Early one morning several decades ago I stood near the edge of a deep drop off atop a red rock mesa in southern Utah surveying the lay of the land for a project I was designing.
The sun had been up for less than an hour, the sky blue and the morning breeze promised yet another hot day at the trading post. A sound drew my attention to the left. I turned to look up the canyon only to behold a B-1b bomber rapidly sliding toward me just below the rim of the canyon.
To say that I was surprised to see it fails to describe the stupor of my mind. The morning sun shone bright enough that in the second or two before it passed by, I recognized the shape of the two pilots inside the cockpit. I raised my had in a quick wave and caught a brief glimpse of a return wave from the right seat.
I’m not saying I heard the two of the young pilots laughing but it wouldn’t take much of an imagination to hear their gales of laughter at my deer-caught-in-headlights stare and slack jaw. There was little doubt in my mind that they had a great story to laugh about when they got back in the ready room at Nellis AFB.

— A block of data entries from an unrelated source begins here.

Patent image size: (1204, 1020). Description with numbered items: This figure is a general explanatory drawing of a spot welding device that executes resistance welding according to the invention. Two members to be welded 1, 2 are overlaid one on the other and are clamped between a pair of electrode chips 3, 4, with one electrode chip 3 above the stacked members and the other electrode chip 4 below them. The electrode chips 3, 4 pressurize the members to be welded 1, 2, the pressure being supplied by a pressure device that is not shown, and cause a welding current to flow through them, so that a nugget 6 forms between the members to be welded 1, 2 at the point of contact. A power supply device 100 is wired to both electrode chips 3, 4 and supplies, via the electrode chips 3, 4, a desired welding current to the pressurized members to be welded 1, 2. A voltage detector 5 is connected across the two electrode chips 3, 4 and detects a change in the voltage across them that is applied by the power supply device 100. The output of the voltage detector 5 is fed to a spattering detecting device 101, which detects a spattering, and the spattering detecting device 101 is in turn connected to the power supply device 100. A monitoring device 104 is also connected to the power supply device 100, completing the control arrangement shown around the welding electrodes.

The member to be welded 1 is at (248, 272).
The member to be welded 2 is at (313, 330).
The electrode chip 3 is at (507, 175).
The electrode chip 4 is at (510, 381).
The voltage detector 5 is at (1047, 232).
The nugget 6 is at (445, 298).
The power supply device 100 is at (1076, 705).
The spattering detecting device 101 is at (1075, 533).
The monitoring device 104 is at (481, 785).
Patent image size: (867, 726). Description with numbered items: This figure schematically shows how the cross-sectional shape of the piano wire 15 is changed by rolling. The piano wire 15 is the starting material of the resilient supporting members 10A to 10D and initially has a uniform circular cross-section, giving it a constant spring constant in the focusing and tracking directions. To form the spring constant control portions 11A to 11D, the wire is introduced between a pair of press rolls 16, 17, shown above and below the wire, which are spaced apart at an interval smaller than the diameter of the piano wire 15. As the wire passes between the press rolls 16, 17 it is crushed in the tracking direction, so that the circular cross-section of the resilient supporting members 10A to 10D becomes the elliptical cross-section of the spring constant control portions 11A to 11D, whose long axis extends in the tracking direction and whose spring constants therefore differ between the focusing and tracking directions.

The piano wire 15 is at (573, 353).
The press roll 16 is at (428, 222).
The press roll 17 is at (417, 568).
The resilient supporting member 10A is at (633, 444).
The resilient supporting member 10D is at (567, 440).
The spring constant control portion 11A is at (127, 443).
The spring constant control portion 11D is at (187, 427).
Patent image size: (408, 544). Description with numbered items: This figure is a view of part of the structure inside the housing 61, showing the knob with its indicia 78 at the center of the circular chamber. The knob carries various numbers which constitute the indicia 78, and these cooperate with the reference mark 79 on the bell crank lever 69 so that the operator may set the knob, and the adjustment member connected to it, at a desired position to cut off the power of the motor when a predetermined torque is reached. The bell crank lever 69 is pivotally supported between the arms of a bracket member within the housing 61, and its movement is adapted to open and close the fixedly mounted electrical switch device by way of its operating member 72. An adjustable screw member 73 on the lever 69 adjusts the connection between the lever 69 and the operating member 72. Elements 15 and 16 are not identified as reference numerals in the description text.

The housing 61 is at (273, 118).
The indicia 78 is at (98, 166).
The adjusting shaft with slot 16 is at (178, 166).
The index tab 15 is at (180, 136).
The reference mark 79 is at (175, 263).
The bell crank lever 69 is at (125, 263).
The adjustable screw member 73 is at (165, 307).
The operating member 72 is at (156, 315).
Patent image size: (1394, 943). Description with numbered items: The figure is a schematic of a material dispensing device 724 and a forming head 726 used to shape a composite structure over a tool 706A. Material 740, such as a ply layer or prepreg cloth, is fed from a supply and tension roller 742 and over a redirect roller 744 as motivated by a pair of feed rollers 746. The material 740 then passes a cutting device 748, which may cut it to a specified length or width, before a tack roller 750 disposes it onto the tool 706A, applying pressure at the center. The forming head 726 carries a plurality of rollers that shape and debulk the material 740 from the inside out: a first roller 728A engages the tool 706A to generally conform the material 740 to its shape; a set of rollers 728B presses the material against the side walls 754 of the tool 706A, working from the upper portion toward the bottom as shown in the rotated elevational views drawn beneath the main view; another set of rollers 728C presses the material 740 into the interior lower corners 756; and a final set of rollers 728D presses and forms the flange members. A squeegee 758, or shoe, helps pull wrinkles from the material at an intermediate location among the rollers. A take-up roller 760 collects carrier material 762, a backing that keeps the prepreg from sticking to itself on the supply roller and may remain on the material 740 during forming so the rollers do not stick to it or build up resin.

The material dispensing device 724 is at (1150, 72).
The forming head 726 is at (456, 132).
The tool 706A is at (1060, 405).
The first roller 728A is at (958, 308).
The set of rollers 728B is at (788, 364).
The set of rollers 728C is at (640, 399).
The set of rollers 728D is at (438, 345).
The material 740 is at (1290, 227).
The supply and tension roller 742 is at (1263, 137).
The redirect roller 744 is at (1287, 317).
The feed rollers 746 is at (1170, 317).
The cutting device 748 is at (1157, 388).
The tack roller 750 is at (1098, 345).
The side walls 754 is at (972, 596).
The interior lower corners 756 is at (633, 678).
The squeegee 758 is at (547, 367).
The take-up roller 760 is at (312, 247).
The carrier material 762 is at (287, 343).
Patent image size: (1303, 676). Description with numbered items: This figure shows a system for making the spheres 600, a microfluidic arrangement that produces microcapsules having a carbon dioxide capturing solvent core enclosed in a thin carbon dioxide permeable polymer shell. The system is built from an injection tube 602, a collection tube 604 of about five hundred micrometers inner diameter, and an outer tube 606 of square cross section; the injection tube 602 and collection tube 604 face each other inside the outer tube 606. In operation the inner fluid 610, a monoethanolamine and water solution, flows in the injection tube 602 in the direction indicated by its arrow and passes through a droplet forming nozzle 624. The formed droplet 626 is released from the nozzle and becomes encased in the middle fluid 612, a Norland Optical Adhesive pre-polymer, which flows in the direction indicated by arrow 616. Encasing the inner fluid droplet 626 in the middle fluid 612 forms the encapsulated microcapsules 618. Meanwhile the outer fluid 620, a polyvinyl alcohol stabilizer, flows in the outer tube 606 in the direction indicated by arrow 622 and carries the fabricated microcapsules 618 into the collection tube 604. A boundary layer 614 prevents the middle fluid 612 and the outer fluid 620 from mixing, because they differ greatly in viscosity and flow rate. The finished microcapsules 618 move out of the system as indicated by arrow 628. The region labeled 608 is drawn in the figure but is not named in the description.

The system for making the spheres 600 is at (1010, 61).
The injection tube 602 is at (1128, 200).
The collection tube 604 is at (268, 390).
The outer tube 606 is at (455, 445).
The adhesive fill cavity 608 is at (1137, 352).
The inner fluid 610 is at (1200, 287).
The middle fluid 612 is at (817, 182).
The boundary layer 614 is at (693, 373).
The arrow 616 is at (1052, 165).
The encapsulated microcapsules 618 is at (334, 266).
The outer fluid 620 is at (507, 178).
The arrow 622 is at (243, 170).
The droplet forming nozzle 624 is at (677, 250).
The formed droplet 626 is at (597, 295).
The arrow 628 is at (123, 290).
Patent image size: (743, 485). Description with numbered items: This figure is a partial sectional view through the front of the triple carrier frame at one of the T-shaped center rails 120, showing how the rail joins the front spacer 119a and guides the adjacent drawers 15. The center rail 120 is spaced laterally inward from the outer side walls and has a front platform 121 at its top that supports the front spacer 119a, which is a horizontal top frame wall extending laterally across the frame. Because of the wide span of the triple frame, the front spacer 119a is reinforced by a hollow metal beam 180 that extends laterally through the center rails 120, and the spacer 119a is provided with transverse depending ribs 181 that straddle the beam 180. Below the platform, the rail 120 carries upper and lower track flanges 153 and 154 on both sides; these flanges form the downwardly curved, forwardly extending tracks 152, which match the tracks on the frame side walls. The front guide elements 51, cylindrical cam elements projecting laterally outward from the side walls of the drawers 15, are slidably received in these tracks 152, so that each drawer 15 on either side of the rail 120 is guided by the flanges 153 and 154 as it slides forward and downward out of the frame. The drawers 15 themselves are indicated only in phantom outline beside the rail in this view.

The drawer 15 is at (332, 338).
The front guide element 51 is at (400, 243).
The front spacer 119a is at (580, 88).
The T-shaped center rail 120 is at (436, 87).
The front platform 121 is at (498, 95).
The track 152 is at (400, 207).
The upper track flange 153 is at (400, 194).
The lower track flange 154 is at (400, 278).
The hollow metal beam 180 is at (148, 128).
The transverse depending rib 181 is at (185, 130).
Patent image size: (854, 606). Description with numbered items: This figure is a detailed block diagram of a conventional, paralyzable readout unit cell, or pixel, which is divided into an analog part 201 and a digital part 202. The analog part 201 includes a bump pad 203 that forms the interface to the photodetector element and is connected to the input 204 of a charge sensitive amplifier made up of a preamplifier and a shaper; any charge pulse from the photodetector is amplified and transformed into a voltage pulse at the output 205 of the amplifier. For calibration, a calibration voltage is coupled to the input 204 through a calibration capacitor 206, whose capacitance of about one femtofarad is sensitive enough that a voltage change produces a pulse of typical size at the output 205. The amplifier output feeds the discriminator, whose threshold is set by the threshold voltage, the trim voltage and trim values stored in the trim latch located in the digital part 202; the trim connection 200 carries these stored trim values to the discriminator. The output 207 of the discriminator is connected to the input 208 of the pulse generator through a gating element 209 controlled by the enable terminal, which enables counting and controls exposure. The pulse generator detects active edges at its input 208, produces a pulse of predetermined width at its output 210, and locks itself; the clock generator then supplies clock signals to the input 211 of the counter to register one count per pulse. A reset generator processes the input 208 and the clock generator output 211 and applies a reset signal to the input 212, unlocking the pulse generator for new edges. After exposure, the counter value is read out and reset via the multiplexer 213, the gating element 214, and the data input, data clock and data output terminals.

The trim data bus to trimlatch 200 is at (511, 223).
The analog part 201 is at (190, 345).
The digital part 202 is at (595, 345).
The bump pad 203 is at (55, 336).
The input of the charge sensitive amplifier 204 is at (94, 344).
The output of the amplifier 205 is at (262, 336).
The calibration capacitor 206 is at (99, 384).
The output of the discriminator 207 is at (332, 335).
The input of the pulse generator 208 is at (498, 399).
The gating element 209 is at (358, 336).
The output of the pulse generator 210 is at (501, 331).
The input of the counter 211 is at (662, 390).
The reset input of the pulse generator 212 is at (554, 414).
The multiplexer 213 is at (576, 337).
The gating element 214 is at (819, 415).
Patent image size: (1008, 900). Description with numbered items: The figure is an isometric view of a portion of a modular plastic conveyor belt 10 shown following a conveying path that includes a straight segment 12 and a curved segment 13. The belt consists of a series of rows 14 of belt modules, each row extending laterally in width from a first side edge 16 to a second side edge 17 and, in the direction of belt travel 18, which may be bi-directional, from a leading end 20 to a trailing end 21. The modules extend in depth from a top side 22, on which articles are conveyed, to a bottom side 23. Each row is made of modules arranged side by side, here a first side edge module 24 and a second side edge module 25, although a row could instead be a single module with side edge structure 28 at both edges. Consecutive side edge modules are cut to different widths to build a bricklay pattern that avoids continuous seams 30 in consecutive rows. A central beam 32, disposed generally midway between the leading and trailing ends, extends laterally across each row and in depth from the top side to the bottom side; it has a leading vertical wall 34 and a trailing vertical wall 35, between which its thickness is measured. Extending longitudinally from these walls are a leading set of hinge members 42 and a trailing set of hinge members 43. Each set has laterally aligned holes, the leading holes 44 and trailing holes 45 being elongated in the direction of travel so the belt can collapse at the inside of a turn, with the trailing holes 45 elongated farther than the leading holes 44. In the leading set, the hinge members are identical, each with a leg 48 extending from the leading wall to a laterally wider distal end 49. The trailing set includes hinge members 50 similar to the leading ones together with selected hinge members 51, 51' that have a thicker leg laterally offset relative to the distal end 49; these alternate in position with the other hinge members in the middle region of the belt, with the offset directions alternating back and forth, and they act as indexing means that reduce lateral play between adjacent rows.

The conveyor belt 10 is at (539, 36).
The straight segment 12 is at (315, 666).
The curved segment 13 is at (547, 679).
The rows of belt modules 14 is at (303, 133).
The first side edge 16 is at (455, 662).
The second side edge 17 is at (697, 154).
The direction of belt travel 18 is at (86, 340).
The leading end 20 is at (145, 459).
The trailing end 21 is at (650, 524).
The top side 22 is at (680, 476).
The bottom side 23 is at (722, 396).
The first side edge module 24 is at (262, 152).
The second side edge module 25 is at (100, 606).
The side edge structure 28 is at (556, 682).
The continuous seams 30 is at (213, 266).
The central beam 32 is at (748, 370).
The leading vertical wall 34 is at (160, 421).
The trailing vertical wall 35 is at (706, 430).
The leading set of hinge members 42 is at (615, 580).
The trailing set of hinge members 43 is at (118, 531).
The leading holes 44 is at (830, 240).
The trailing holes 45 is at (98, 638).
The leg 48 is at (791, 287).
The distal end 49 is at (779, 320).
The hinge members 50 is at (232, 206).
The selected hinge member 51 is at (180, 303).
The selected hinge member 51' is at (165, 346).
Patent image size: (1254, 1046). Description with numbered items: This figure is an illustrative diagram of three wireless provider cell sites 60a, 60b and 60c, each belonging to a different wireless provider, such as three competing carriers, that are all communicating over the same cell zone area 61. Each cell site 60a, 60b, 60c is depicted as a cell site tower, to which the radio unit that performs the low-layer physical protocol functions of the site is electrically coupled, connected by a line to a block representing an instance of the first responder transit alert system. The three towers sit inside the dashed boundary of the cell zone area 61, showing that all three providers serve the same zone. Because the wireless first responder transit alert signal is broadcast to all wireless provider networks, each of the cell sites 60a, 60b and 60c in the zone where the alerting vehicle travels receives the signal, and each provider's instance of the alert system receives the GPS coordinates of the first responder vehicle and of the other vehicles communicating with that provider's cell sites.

After questioning my sanity for a second and deciding I hadn’t lost my marbles another sound once again attracted my attention to the left. Coming toward me was a B-52 about 100 ft above my level on the edge of the cliff. I didn’t see her pilots. I was too busy counting engines and thinking how much larger it was than the B-1b. She wasn’t as quiet as the smaller plane. Its sheer size denied stealth.
Although both craft were traveling relatively slowly in their low level practice run, my shirt still fluttered against my chest as they passed. I confirmed the existence of the B-52 by staring after it for the minute it was still in view.
Delighted with the experience, I thought “wait until I tell the folks back in the office about this!” And then it hit me. Who was going to believe me? I literally could have hit the B1-b with a well thrown baseball. I could call off a couple of the number from the tail of the B-52, yet it was all for naught. No one was going to believe that I looked down on first one craft then slightly up on the other as they passed by in very close proximity.
My wife believed my story but I was never able to tell the tale to others when they told stories of the herds of elk, deer, antelope and lost tourists in breaks at our staff meetings.
Now my children and grandchildren are hearing the tale years after it was written in my mind. I’ve proven my tall tales to be true many times in the past. This one is true too.